Que dit la loi ? Selon l'article 283 du Code des droits et des obligations, «La force majeure est tout événement que l'homme ne peut empêcher, tel que les phénomènes naturels (inondations, sécheresses, tempêtes, incendies, sauterelles), l'invasion ennemie, l'acte du prince, et qui rend impossible l'exécution de l'obligation. La cause qui aurait pu être évitée n'est pas considérée comme un cas de force majeure si le débiteur ne justifie pas avoir exercé toute la diligence pour s'en préserver. La cause occasionnée par une faute antérieure du débiteur n'est pas non plus considérée comme un cas de force majeure.»

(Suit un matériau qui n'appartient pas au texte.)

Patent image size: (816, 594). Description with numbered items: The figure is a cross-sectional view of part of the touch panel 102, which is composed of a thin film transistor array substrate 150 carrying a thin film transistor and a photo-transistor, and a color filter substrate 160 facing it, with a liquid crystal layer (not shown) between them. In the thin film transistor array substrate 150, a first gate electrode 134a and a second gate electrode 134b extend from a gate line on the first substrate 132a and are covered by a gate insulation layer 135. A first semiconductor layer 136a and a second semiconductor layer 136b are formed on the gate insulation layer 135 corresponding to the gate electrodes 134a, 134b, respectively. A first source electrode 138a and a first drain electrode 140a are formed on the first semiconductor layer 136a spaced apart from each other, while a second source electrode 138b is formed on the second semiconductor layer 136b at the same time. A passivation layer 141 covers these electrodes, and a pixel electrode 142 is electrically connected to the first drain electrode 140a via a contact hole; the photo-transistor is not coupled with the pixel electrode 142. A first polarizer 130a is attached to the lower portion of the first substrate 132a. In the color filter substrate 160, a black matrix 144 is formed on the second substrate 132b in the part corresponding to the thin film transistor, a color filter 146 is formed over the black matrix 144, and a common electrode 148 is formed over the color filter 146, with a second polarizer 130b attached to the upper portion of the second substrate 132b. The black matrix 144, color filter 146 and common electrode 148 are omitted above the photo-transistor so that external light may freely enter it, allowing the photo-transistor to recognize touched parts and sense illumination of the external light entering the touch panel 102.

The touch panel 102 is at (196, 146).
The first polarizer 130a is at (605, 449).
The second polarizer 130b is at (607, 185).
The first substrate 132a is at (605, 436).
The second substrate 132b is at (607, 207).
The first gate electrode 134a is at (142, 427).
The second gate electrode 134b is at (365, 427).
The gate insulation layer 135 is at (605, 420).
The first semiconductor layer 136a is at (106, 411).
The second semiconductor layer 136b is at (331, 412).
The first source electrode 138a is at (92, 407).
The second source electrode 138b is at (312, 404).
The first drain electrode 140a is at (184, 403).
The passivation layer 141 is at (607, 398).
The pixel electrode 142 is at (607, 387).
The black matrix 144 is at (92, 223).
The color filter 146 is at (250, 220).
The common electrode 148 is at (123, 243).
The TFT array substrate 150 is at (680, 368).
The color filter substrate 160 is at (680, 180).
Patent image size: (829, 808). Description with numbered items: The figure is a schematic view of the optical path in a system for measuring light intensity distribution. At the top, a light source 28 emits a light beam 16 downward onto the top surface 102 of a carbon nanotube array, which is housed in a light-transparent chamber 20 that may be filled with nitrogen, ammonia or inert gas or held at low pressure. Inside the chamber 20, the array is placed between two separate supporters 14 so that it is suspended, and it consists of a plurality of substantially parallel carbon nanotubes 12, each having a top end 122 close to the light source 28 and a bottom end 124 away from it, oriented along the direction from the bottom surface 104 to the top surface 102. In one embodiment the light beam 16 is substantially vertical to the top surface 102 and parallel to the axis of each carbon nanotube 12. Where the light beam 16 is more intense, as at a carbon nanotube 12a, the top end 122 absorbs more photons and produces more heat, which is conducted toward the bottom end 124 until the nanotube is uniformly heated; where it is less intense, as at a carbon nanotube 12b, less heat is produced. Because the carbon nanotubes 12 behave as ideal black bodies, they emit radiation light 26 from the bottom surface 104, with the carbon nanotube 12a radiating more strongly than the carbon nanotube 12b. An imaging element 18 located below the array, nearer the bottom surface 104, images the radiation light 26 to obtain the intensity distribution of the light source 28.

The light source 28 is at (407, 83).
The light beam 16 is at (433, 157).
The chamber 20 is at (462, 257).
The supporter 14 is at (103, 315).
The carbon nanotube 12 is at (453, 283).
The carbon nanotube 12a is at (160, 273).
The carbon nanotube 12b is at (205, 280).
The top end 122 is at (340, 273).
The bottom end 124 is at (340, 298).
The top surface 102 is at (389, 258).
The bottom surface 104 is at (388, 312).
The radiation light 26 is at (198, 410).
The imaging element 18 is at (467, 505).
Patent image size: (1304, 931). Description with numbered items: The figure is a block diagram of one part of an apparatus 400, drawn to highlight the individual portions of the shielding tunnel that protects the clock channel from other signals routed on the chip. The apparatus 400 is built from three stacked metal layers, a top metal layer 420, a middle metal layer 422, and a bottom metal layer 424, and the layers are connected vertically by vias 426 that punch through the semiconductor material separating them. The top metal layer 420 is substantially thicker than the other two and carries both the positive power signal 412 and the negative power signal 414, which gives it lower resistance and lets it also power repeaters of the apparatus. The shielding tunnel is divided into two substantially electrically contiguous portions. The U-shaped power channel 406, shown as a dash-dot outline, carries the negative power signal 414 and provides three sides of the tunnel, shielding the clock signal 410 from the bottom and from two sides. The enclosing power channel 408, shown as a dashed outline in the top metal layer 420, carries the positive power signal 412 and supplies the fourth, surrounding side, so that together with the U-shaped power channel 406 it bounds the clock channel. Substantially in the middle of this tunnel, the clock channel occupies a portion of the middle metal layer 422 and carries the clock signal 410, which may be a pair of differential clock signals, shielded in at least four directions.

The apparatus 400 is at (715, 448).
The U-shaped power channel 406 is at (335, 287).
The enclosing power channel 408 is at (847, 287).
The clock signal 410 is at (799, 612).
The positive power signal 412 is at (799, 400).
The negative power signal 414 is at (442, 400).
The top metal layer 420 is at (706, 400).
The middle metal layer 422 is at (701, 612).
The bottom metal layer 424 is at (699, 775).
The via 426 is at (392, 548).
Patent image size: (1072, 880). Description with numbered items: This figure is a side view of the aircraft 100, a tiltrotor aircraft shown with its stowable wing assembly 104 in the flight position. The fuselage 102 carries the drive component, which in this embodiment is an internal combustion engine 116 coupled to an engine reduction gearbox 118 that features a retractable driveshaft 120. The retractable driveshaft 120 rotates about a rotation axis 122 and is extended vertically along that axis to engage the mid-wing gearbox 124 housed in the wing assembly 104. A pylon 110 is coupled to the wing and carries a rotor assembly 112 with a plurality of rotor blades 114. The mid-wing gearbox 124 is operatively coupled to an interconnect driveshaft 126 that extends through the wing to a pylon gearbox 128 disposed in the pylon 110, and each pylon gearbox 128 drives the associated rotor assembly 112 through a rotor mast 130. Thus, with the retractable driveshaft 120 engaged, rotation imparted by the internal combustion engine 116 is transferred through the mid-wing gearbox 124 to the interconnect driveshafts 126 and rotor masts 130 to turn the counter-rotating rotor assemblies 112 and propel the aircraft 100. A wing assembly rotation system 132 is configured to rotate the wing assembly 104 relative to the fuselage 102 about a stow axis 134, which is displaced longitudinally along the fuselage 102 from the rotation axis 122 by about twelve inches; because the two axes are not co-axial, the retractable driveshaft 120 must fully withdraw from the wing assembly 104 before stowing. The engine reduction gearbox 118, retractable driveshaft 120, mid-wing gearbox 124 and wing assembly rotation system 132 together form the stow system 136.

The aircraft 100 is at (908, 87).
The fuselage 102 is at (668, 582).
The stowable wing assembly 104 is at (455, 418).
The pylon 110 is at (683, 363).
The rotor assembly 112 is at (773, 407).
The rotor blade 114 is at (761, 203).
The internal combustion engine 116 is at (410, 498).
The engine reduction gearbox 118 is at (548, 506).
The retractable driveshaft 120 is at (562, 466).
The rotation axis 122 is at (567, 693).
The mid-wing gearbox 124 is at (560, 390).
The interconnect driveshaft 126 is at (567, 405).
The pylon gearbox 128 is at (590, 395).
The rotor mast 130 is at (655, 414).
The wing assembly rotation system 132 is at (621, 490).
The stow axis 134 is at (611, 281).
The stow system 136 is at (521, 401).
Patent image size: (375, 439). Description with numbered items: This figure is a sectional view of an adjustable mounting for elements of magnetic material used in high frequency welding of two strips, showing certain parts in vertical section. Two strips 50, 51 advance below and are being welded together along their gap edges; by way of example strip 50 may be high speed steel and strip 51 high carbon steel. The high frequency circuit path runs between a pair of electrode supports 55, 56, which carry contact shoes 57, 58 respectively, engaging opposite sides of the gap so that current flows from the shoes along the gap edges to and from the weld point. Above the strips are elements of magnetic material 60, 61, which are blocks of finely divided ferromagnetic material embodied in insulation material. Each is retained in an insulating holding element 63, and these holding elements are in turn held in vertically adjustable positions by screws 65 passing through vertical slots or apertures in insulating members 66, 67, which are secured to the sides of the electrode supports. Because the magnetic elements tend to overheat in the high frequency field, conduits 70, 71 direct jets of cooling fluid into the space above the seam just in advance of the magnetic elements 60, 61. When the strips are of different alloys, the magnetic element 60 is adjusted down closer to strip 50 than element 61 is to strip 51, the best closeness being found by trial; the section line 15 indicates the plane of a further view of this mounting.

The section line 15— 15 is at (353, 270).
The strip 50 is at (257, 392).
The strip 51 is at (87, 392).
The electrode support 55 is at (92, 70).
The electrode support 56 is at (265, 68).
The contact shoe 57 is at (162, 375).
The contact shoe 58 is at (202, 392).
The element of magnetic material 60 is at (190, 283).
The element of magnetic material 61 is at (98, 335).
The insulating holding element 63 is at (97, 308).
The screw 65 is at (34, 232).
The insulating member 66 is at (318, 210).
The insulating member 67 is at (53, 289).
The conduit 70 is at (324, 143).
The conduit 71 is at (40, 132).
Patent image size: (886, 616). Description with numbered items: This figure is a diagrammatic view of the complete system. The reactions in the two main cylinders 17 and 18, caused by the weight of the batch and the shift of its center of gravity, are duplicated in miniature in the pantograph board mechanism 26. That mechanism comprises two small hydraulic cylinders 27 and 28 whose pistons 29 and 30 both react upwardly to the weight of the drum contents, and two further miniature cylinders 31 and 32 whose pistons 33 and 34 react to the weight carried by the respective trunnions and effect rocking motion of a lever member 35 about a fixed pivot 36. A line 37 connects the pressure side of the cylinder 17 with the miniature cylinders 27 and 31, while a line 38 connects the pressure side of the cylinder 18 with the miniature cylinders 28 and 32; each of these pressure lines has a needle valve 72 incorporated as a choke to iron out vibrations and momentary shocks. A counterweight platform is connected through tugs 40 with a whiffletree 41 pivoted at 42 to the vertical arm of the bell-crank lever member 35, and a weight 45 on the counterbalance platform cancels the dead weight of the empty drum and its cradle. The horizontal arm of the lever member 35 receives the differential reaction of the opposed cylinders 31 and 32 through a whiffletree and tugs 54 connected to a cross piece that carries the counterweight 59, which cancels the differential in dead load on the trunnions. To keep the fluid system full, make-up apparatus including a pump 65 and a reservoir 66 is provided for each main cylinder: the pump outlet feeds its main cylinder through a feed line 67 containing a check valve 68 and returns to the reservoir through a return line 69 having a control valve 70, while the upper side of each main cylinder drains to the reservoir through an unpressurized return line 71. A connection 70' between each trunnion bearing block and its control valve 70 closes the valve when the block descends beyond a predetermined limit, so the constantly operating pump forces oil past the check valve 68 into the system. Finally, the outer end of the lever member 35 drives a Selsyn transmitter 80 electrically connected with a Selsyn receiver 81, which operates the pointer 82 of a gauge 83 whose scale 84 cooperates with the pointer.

La jurisprudence existante sur les maladies et les épidémies va dans le sens contraire[1]. Ainsi, le bacille de la peste[2] et les épidémies de grippe H1N1 en 2009[3] n'ont pas été considérés comme des crises sanitaires constituant des cas de force majeure. Une épidémie n'est donc pas automatiquement un cas de force majeure. Il nous faut donc attendre les conséquences dramatiques de cette pandémie et de ce virus mortel pour lequel il n'existe ni vaccin ni médicament.
Cependant, à ce moment-là, une décision de confiner la population constitue un «fait du prince», en ce qu'elle restreint et interdit la réunion et les déplacements des personnes, des contribuables, des conseillers fiscaux et des experts - les comptables et les experts-comptables des contribuables dont les situations fiscales sont soumises à des vérifications fiscales.
Par conséquent, selon l'article susmentionné du Code des obligations et des contrats, un tel «fait du prince» constitue un cas de force majeure constituant un obstacle insurmontable à l'exécution des obligations d'opposition.
De plus, exiger d'un contribuable qu'il exerce son «droit» d'opposition dans des circonstances exceptionnelles constitue une violation flagrante du droit d'opposition qu'il peut exercer dans des conditions normales.
Prolongation des délais
Ni la profession comptable et fiscale ni la Direction Générale des Impôts n'ont été mentionnées parmi la liste des services et organismes de première nécessité qui ouvriront leurs portes pendant la période de confinement décrétée, le Ministère des Finances semble sollicité pour annoncer une prolongation des délais de recours et la suspension de toutes les vérifications.
Une telle décision n'a donc pas pour effet de suspendre ou d'interrompre le délai. Un tel événement suspensif arrête temporairement le cours de la période et le fait reprendre lorsque la cause de la suspension disparaît, pour le temps restant lorsqu'elle s'est produite.
Avoir et donner confiance, la réussite est en nous, tous et toutes, avec l'implication et l'effort de tous !
[1] Dalloz News - Ludovic Landivaux, Contrats et coronavirus, article publié le 20 mars 2020 [2] Paris, 25 sept. 1996, N° 1996/08159. [3] Besançon, 8 jan. 2014, N° 12/0229.